Electronic Thesis and Dissertation Repository

Thesis Format

Monograph

Degree

Master of Arts

Program

History

Supervisor

Wardhaugh, Robert A.

2nd Supervisor

Fleming, Keith

Co-Supervisor

Abstract

This thesis explores the masculinity of soldiers from Calgary during the Great War using a theoretical framework of hegemonic masculinity. The first chapter establishes a normative masculine standard in Calgary using local newspaper coverage of battalion departure parades. These events were rituals that celebrated militarized masculinity and reinforced the hegemonic ideal that existed across the British Empire in the early 20th century. The second chapter assesses how masculinity was performed in letters during the war. Although men strove to embody the masculine ideal, their letters were not uniform endorsements of martial masculinity.

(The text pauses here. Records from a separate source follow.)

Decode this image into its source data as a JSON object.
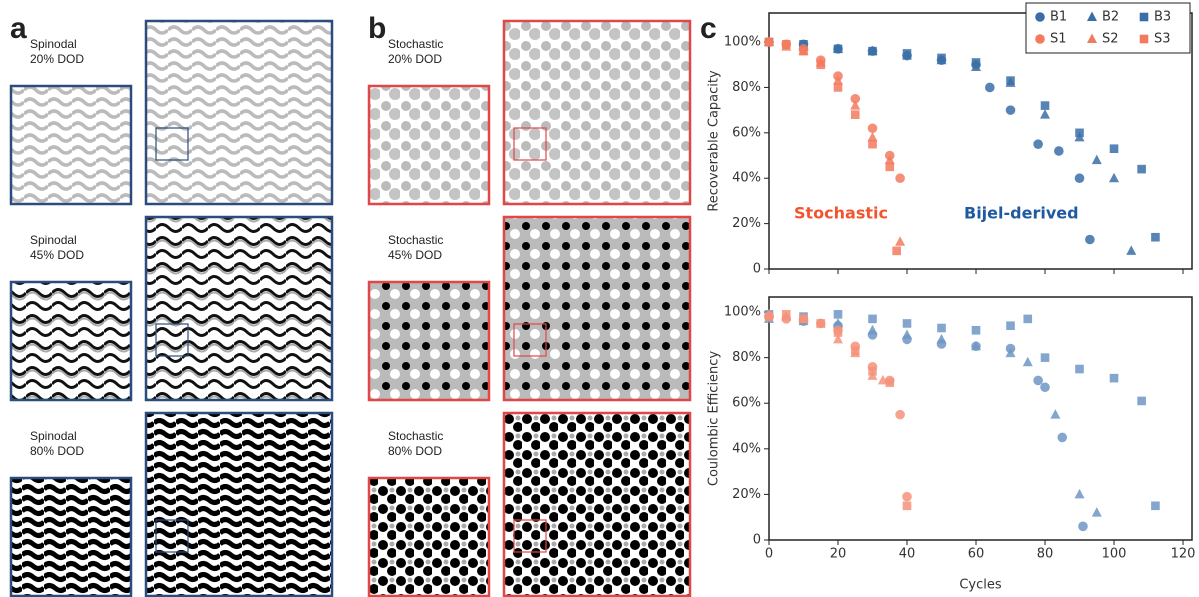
{
  "panels": [
    {
      "label": "a",
      "rows": [
        [
          "Spinodal",
          "20% DOD"
        ],
        [
          "Spinodal",
          "45% DOD"
        ],
        [
          "Spinodal",
          "80% DOD"
        ]
      ]
    },
    {
      "label": "b",
      "rows": [
        [
          "Stochastic",
          "20% DOD"
        ],
        [
          "Stochastic",
          "45% DOD"
        ],
        [
          "Stochastic",
          "80% DOD"
        ]
      ]
    }
  ],
  "chart_label": "c",
  "chart_data": [
    {
      "type": "scatter",
      "ylabel": "Recoverable Capacity",
      "xlim": [
        0,
        122.6
      ],
      "xticks": [
        0,
        20,
        40,
        60,
        80,
        100,
        120
      ],
      "show_xtick_labels": false,
      "ylim": [
        0,
        112.8
      ],
      "yticks": [
        0,
        {
          "value": 20,
          "label": "20%"
        },
        {
          "value": 40,
          "label": "40%"
        },
        {
          "value": 60,
          "label": "60%"
        },
        {
          "value": 80,
          "label": "80%"
        },
        {
          "value": 100,
          "label": "100%"
        }
      ],
      "legend": "upper right",
      "annotations": [
        {
          "text": "Stochastic",
          "color": "#f0552f"
        },
        {
          "text": "Bijel-derived",
          "color": "#1f5aa0"
        }
      ],
      "series": [
        {
          "name": "B1",
          "marker": "circle",
          "color": "#3a6ea8",
          "x": [
            0,
            10,
            20,
            30,
            40,
            50,
            60,
            64,
            70,
            78,
            84,
            90,
            93
          ],
          "values": [
            100,
            99,
            97,
            96,
            94,
            92,
            90,
            80,
            70,
            55,
            52,
            40,
            13
          ]
        },
        {
          "name": "B2",
          "marker": "triangle",
          "color": "#3a6ea8",
          "x": [
            0,
            10,
            20,
            30,
            40,
            50,
            60,
            70,
            80,
            90,
            95,
            100,
            105
          ],
          "values": [
            100,
            98,
            97,
            96,
            94,
            92,
            89,
            82,
            68,
            58,
            48,
            40,
            8
          ]
        },
        {
          "name": "B3",
          "marker": "square",
          "color": "#3a6ea8",
          "x": [
            0,
            10,
            20,
            30,
            40,
            50,
            60,
            70,
            80,
            90,
            100,
            108,
            112
          ],
          "values": [
            100,
            99,
            97,
            96,
            95,
            93,
            91,
            83,
            72,
            60,
            53,
            44,
            14
          ]
        },
        {
          "name": "S1",
          "marker": "circle",
          "color": "#f27a5e",
          "x": [
            0,
            5,
            10,
            15,
            20,
            25,
            30,
            35,
            38
          ],
          "values": [
            100,
            99,
            97,
            92,
            85,
            75,
            62,
            50,
            40
          ]
        },
        {
          "name": "S2",
          "marker": "triangle",
          "color": "#f27a5e",
          "x": [
            0,
            5,
            10,
            15,
            20,
            25,
            30,
            35,
            38
          ],
          "values": [
            100,
            98,
            96,
            91,
            83,
            72,
            58,
            48,
            12
          ]
        },
        {
          "name": "S3",
          "marker": "square",
          "color": "#f27a5e",
          "x": [
            0,
            5,
            10,
            15,
            20,
            25,
            30,
            35,
            37
          ],
          "values": [
            100,
            99,
            96,
            90,
            80,
            68,
            55,
            45,
            8
          ]
        }
      ]
    },
    {
      "type": "scatter",
      "ylabel": "Coulombic  Efficiency",
      "xlabel": "Cycles",
      "xlim": [
        0,
        122.6
      ],
      "xticks": [
        0,
        20,
        40,
        60,
        80,
        100,
        120
      ],
      "show_xtick_labels": true,
      "ylim": [
        0,
        106.6
      ],
      "yticks": [
        0,
        {
          "value": 20,
          "label": "20%"
        },
        {
          "value": 40,
          "label": "40%"
        },
        {
          "value": 60,
          "label": "60%"
        },
        {
          "value": 80,
          "label": "80%"
        },
        {
          "value": 100,
          "label": "100%"
        }
      ],
      "series": [
        {
          "name": "B1",
          "marker": "circle",
          "color": "#6f95c4",
          "x": [
            0,
            10,
            20,
            30,
            40,
            50,
            60,
            70,
            78,
            80,
            85,
            91
          ],
          "values": [
            98,
            96,
            94,
            90,
            88,
            86,
            85,
            84,
            70,
            67,
            45,
            6
          ]
        },
        {
          "name": "B2",
          "marker": "triangle",
          "color": "#6f95c4",
          "x": [
            0,
            10,
            20,
            30,
            40,
            50,
            60,
            70,
            75,
            83,
            90,
            95
          ],
          "values": [
            97,
            96,
            95,
            92,
            90,
            88,
            85,
            82,
            78,
            55,
            20,
            12
          ]
        },
        {
          "name": "B3",
          "marker": "square",
          "color": "#6f95c4",
          "x": [
            0,
            10,
            20,
            30,
            40,
            50,
            60,
            70,
            75,
            80,
            90,
            100,
            108,
            112
          ],
          "values": [
            99,
            98,
            99,
            97,
            95,
            93,
            92,
            94,
            97,
            80,
            75,
            71,
            61,
            15
          ]
        },
        {
          "name": "S1",
          "marker": "circle",
          "color": "#f4927a",
          "x": [
            0,
            5,
            10,
            15,
            20,
            25,
            30,
            35,
            38,
            40
          ],
          "values": [
            98,
            97,
            97,
            95,
            92,
            85,
            76,
            70,
            55,
            19
          ]
        },
        {
          "name": "S2",
          "marker": "triangle",
          "color": "#f4927a",
          "x": [
            0,
            5,
            10,
            15,
            20,
            25,
            30,
            33
          ],
          "values": [
            99,
            98,
            97,
            95,
            88,
            82,
            72,
            70
          ]
        },
        {
          "name": "S3",
          "marker": "square",
          "color": "#f4927a",
          "x": [
            0,
            5,
            10,
            15,
            20,
            25,
            30,
            35,
            40
          ],
          "values": [
            98,
            99,
            97,
            95,
            91,
            83,
            74,
            69,
            15
          ]
        }
      ]
    }
  ]
}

The third chapter analyzes how hegemonic masculinity shaped men’s memoirs and illuminates the enduring strength of the wartime masculine ideal. The hegemonic masculinity that existed in 1914 which celebrated physical prowess, military service, bravery, emotional control, and endurance, was not destroyed during the years of the war, but it did not survive unchanged.

Summary for Lay Audience

This thesis studies the masculinity of soldiers from Calgary during the Great War. In the early 20th century, across the British Empire, a dominant contingent of society believed that the ideal man was adventurous, brave, emotionally and physically tough, and patriotic. During the Great War, this conception of masculinity was tested. The first chapter establishes that Calgary newspapers celebrated this dominant masculine ideal and praised local men who embodied it. In particular, local newspaper coverage of battalion departure parades reinforced the soldier as an exemplary model of masculinity. The second and third chapters turn to the individual masculine identities of men from Calgary. They assess how men performed masculinity in their letters home and in their memoirs that they wrote after the war. In both cases, men in uniform largely upheld and promoted the same masculine traits and behaviours that were celebrated in newspapers as the hegemonic ideal. However, these personal sources also reveal that men adapted their masculine identities in response to their wartime experiences that challenged traditional conceptions of manly behaviour. Ultimately, this thesis illuminates how the individual masculine identities of Calgary men in the Great War aligned with or differed from societal expectations of masculinity.